Thirdly, I am also founding Director of RASP, the research Centre for Religion and Social Policy of the University of Divinity, an esteemed ecumenical theological college. A rasp is like a file, a bit like the biblical “iron sharpening iron.” We are currently focusing on the areas of Ecology, Economy, and Wellness and Health. We are looking at ecologically and economically sustainable alternatives to our current economic system in partnership with a Catholic welfare agency and a secular university sustainability institute.
Another project concerns precarious work or the Precariat, the name for what used to be called the proletariat or working class. We’re concerned about the bad health, ethical and relational effects on people in insecure labor, especially with robotization looming and threatening millions of jobs. My concern for the working class hasn’t left me.
TGR: What vision do you have for the future of those ministries and for the movement in general?
GP: My vision is related to my doctoral work: the viability of vocation in a changing, hyper-mobile work world, a world which often offers people work which does not display the full dignity and kingly creational vocation of ruling the world responsibly and sustainably (Gen 1:26-28). People made in God’s image have royal blood running in their veins and we should never let them forget it.
A doctrine of calling or vocation, seeing work as ministry, should not be a middle-class western luxury. We in the faith and work movement should never forget the majority world, the world of slavery, child labor, and back-breaking domestic, agricultural and mobile migratory labour. We are not here to merely baptize work as it is with a sprinkling of water, but to immerse the world of work in the renewing power of Christ and the Spirit, both personally and structurally.

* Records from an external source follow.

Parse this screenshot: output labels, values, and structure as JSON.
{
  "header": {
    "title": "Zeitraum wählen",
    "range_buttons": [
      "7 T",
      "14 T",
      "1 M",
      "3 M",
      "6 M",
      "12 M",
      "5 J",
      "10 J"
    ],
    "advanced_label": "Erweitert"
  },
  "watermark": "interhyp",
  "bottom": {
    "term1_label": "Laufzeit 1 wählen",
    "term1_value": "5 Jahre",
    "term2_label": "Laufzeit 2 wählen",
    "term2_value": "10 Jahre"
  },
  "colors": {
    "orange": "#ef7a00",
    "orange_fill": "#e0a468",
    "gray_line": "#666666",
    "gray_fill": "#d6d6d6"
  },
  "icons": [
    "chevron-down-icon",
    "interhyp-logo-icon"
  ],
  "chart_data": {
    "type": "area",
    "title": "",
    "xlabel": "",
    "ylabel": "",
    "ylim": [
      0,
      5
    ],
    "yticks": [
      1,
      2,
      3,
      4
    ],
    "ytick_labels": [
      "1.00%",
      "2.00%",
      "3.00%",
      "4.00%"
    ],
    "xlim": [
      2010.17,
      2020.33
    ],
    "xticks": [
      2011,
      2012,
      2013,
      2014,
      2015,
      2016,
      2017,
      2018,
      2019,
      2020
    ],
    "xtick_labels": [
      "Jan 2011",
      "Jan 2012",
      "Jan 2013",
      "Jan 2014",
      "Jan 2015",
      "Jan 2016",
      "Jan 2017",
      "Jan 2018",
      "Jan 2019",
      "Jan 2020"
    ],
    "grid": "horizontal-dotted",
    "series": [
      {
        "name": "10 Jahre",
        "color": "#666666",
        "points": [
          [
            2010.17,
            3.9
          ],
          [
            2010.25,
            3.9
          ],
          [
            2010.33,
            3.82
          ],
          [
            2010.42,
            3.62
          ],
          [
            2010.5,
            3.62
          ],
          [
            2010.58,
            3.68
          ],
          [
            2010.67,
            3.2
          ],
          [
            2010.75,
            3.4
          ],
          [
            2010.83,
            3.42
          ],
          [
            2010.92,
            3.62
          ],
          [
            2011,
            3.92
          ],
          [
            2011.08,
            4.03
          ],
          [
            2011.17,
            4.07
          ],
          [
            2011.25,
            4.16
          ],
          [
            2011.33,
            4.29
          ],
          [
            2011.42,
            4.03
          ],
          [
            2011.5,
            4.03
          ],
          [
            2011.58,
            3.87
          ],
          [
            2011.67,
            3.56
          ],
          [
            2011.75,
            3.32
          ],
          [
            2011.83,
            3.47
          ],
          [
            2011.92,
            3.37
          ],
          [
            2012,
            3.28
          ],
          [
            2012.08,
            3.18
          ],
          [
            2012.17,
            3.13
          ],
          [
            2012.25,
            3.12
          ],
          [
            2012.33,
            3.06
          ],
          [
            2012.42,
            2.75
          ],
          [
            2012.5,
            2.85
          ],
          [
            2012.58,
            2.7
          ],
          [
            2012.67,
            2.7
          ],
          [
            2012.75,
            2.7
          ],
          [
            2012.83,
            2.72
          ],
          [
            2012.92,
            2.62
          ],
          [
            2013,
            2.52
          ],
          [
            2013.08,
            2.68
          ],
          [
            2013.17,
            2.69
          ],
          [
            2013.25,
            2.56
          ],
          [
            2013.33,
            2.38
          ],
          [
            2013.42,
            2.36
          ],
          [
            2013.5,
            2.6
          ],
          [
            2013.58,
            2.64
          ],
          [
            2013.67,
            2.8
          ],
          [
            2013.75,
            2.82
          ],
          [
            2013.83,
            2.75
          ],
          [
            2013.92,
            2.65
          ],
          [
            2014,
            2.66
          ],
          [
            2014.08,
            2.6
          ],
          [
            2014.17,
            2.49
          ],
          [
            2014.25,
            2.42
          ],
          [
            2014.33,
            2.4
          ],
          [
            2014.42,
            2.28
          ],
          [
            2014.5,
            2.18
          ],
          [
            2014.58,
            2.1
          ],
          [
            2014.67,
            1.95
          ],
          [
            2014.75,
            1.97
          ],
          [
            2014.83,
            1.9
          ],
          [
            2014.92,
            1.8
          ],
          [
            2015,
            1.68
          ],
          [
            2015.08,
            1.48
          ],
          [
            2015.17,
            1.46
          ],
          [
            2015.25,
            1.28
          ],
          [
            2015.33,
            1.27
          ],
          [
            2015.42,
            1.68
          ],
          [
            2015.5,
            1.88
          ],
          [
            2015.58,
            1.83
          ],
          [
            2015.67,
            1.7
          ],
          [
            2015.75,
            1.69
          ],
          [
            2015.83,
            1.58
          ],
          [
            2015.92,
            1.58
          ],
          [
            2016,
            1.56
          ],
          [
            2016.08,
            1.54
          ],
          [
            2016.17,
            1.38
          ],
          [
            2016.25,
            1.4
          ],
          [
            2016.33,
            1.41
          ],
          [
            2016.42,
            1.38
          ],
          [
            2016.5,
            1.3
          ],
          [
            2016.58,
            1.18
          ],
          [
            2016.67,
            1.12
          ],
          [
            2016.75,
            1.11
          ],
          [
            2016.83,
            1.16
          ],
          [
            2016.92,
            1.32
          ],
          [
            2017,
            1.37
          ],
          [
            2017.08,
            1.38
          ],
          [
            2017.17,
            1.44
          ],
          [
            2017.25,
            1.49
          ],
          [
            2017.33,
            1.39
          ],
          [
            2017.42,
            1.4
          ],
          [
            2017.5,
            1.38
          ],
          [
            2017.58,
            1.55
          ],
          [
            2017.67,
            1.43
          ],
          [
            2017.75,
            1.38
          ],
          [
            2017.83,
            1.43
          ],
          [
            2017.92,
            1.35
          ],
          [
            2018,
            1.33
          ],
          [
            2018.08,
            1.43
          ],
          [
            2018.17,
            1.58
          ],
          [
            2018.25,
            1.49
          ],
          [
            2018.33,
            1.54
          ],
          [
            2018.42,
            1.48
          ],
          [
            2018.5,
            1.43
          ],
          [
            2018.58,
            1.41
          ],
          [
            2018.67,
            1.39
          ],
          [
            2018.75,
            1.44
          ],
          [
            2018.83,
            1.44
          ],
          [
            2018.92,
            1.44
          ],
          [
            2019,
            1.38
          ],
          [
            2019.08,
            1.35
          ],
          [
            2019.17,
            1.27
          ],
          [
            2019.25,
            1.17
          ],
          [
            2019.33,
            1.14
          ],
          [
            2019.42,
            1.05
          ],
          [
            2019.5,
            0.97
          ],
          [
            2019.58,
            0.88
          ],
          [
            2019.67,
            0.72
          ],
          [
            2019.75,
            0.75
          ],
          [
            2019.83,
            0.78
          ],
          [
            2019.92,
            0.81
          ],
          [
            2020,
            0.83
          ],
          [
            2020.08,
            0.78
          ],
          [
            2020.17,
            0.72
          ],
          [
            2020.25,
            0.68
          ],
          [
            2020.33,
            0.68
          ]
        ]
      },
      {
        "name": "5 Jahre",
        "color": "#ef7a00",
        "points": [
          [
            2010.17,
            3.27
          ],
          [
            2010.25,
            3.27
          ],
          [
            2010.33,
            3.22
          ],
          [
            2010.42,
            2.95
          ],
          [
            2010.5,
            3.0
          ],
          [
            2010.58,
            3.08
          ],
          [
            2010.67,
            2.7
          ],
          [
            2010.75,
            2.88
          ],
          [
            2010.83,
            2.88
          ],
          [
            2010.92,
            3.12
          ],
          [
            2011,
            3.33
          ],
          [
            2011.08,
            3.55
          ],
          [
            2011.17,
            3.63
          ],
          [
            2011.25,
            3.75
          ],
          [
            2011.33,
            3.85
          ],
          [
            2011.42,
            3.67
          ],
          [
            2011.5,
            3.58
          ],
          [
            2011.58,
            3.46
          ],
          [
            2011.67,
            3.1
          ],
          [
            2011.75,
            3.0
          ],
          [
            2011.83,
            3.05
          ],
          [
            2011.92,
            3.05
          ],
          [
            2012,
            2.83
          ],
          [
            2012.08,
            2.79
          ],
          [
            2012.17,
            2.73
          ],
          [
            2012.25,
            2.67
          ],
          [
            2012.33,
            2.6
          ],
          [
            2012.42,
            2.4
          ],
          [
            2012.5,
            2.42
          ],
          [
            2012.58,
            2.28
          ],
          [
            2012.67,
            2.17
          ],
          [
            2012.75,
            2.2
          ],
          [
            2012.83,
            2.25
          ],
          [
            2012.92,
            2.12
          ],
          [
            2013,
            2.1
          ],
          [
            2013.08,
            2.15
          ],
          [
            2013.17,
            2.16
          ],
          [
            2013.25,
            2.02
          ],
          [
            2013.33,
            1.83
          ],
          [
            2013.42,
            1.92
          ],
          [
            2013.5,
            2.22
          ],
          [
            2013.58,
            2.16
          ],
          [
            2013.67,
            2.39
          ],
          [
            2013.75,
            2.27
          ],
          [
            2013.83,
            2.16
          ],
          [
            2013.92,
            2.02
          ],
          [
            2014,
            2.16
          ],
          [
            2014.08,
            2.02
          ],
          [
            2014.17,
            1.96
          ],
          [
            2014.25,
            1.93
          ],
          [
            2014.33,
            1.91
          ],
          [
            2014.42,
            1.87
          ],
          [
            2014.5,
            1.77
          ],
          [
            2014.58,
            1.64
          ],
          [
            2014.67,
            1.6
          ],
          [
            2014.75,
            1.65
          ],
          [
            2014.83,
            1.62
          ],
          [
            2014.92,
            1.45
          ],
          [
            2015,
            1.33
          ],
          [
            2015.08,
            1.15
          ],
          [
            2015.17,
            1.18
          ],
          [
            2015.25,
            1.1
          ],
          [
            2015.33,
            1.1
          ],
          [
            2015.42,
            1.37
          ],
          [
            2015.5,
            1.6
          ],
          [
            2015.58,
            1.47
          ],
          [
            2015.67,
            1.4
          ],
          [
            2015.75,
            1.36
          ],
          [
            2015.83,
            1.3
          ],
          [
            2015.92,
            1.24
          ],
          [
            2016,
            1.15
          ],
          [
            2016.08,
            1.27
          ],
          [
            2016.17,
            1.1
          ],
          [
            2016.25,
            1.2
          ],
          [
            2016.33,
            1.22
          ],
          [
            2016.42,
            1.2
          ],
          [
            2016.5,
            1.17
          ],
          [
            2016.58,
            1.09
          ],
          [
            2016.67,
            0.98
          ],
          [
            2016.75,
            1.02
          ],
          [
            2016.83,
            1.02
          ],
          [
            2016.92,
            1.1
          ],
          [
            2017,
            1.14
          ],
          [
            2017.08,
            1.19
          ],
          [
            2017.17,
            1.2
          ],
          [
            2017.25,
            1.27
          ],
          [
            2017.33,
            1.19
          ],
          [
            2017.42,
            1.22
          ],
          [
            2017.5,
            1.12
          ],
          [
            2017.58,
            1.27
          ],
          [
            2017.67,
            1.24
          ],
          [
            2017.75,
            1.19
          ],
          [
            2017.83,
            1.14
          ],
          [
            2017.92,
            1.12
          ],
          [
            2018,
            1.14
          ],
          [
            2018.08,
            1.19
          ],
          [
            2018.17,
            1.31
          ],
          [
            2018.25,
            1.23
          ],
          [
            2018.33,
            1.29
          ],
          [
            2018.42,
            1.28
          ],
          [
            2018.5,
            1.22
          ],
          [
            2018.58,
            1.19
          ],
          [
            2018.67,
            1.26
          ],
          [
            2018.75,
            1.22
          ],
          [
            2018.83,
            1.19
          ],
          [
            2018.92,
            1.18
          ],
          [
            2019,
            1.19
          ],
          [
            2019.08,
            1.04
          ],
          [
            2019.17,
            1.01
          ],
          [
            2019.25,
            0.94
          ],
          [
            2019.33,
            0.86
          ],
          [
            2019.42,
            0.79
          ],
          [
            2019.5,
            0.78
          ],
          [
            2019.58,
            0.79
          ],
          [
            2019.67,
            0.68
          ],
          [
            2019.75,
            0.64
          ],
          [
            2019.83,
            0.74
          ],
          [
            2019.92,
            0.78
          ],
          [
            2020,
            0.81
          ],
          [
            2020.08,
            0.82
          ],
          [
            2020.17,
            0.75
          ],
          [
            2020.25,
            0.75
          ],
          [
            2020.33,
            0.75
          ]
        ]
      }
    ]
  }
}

TGR: What problems do you think the movement still needs to address?
GP: Certainly the above, but also the still relative invisibility of the work of women. Faith and work is still a very male-dominated movement. We need more females in leadership voicing their unique take on biblical perspectives on work. My friends and colleagues Katherine Leary Alsdorf, Alice Matthews, Wendy Simpson and Kara Martin are great pioneers in this, but we need many more. I once put my ministry on the line in being the first male in the Anglican movement agitating for the ordination of women in Sydney, Australia. Hence I now live in Melbourne! I’d love to see more and more women ordained or commissioned to the work and ministry of everyday work.